You think Barack Obama is in the White House in 2011 if Jack Roosevelt Robinson wasn't in the Brooklyn clubhouse in 1947? Just asking.
Funny thing about the annual celebration of Robinson, and what he meant to the history of the game, to the history of America . . . the people who made it possible usually get short shrift. Not this year.
Jimmy Breslin has written a taut, little book titled "Branch Rickey," about the man who defied the other 15 club owners to sign Robinson. Happy Chandler, who was baseball's commissioner back then, gets credit for ignoring that 15-1 vote by the owners to squelch integrating the game. Leo Durocher, who managed Robinson, is cited for muffling a player mutiny.

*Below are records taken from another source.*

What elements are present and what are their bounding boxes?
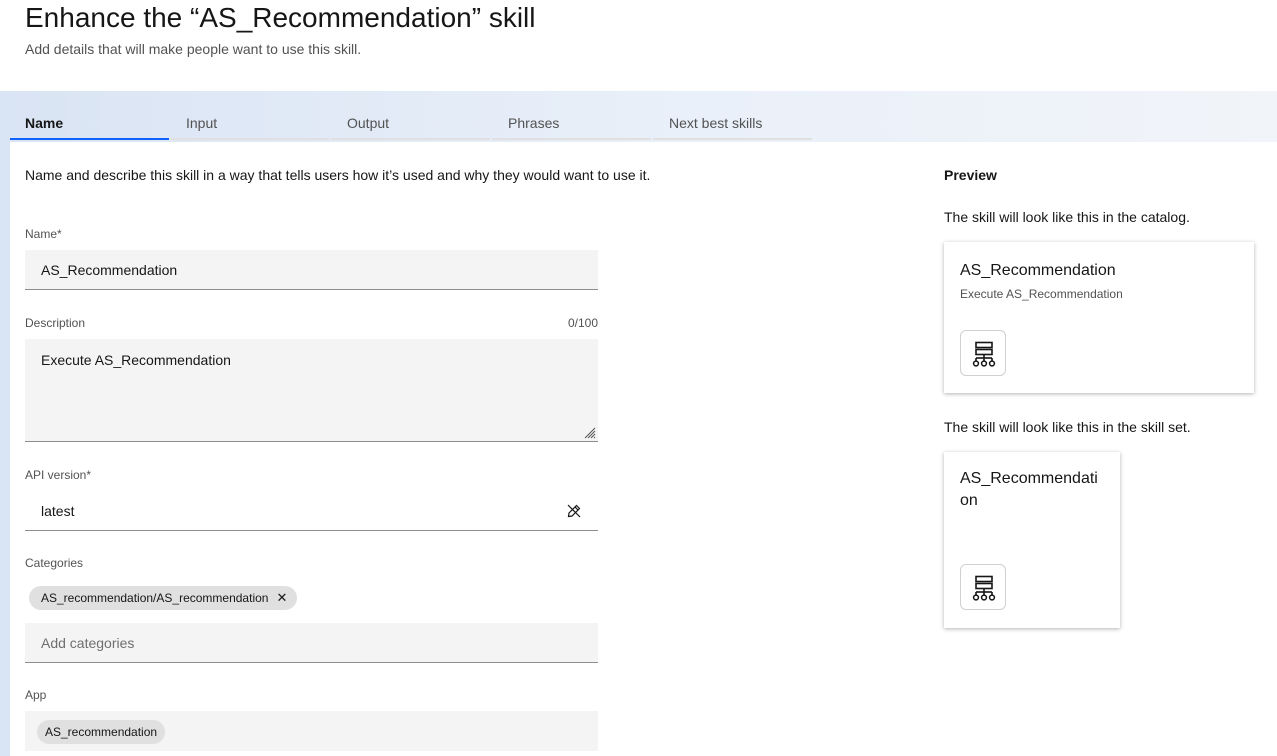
close-icon[interactable]: ✕ [276, 586, 287, 610]
categories-placeholder: Add categories [41, 635, 135, 651]
categories-label: Categories [25, 556, 84, 570]
description-textarea[interactable]: Execute AS_Recommendation [25, 339, 598, 442]
description-value: Execute AS_Recommendation [41, 352, 231, 368]
skill-flow-icon [960, 564, 1006, 610]
api-version-label: API version* [25, 468, 92, 482]
preview-title: Preview [944, 167, 997, 183]
api-version-value: latest [41, 503, 75, 519]
resize-handle-icon[interactable] [584, 427, 596, 439]
skill-flow-icon [960, 330, 1006, 376]
catalog-card-subtitle: Execute AS_Recommendation [960, 287, 1123, 301]
categories-input[interactable]: Add categories [25, 623, 598, 663]
edit-off-icon[interactable] [566, 503, 582, 519]
tab-next-best-skills[interactable]: Next best skills [653, 104, 812, 140]
catalog-preview-text: The skill will look like this in the cat… [944, 209, 1190, 225]
page-title: Enhance the “AS_Recommendation” skill [25, 2, 536, 33]
app-label: App [25, 688, 47, 702]
tab-phrases[interactable]: Phrases [492, 104, 651, 140]
catalog-card-title: AS_Recommendation [960, 262, 1116, 279]
catalog-preview-card: AS_Recommendation Execute AS_Recommendat… [944, 242, 1254, 393]
form-intro: Name and describe this skill in a way th… [25, 167, 651, 183]
tab-name[interactable]: Name [10, 104, 169, 140]
page-header: Enhance the “AS_Recommendation” skill Ad… [0, 0, 1277, 91]
tab-input[interactable]: Input [170, 104, 329, 140]
content-panel [10, 142, 1277, 756]
tab-output[interactable]: Output [331, 104, 490, 140]
category-tag: AS_recommendation/AS_recommendation ✕ [29, 586, 298, 610]
app-tag: AS_recommendation [37, 720, 166, 744]
skillset-preview-card: AS_Recommendati on [944, 452, 1120, 628]
page-subtitle: Add details that will make people want t… [25, 41, 362, 57]
skillset-preview-text: The skill will look like this in the ski… [944, 419, 1191, 435]
description-label: Description [25, 316, 86, 330]
category-tag-label: AS_recommendation/AS_recommendation [41, 591, 269, 605]
api-version-input[interactable]: latest [25, 491, 598, 531]
skillset-card-title: AS_Recommendati on [960, 470, 1098, 509]
description-counter: 0/100 [567, 316, 598, 330]
name-input[interactable]: AS_Recommendation [25, 250, 598, 290]
tab-bar: Name Input Output Phrases Next best skil… [10, 104, 813, 142]
name-label: Name* [25, 227, 62, 241]
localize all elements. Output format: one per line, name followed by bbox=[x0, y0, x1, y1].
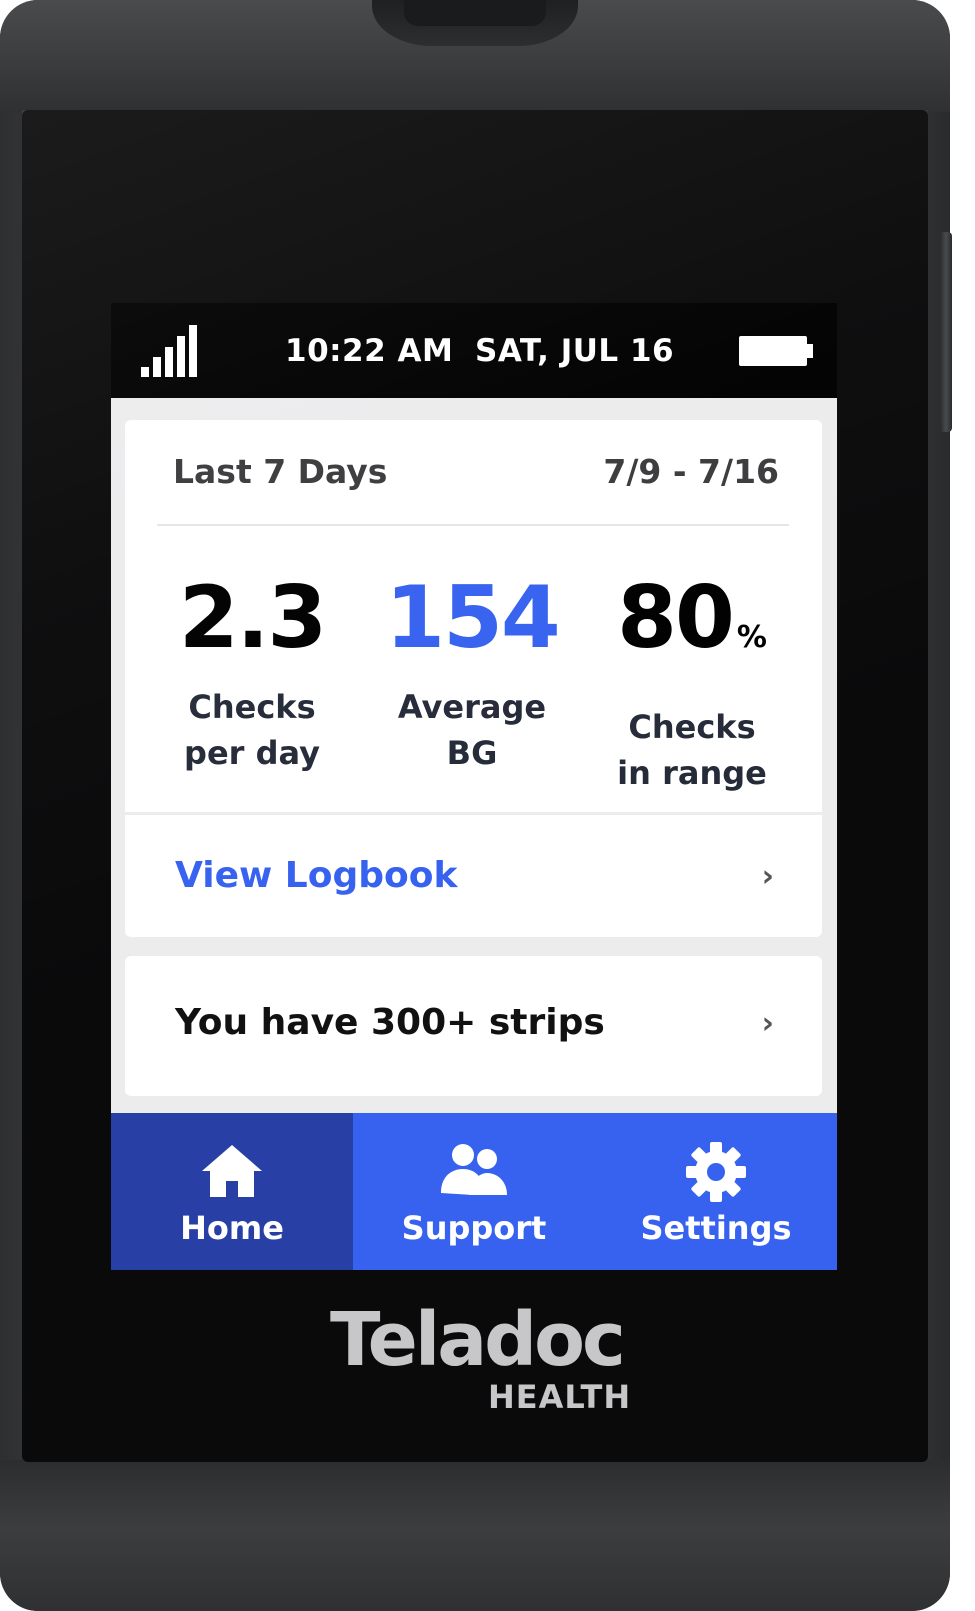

Breslin is a New York character who has made a lovely living writing about New York characters. He fancies himself as a Damon Runyon kind of guy. I have read Damon Runyon, and Breslin is no Damon Runyon. But he did win a Pulitzer in 1986, and you've gotta respect that, even if he only spoke to Rickey once, and that was as a smart-aleck kid, sitting in front of the man at a football game.
It's a skinny book, 147 pages, and it would have been skinnier if he hadn't padded it with moth-nibbled anecdotes about a daffy pitcher named Billy Loes, who once claimed he lost a ground ball in the sun.
The book breaks no new ground. It's just a swift, entertaining read, littered with one-liners. ("Baseball was a sport for hillbillies with great eyesight.")
"Branch Rickey was neither a savior nor a samaritan," Breslin writes. "He was a baseball man, and nowhere in his religious training did he take a vow of poverty."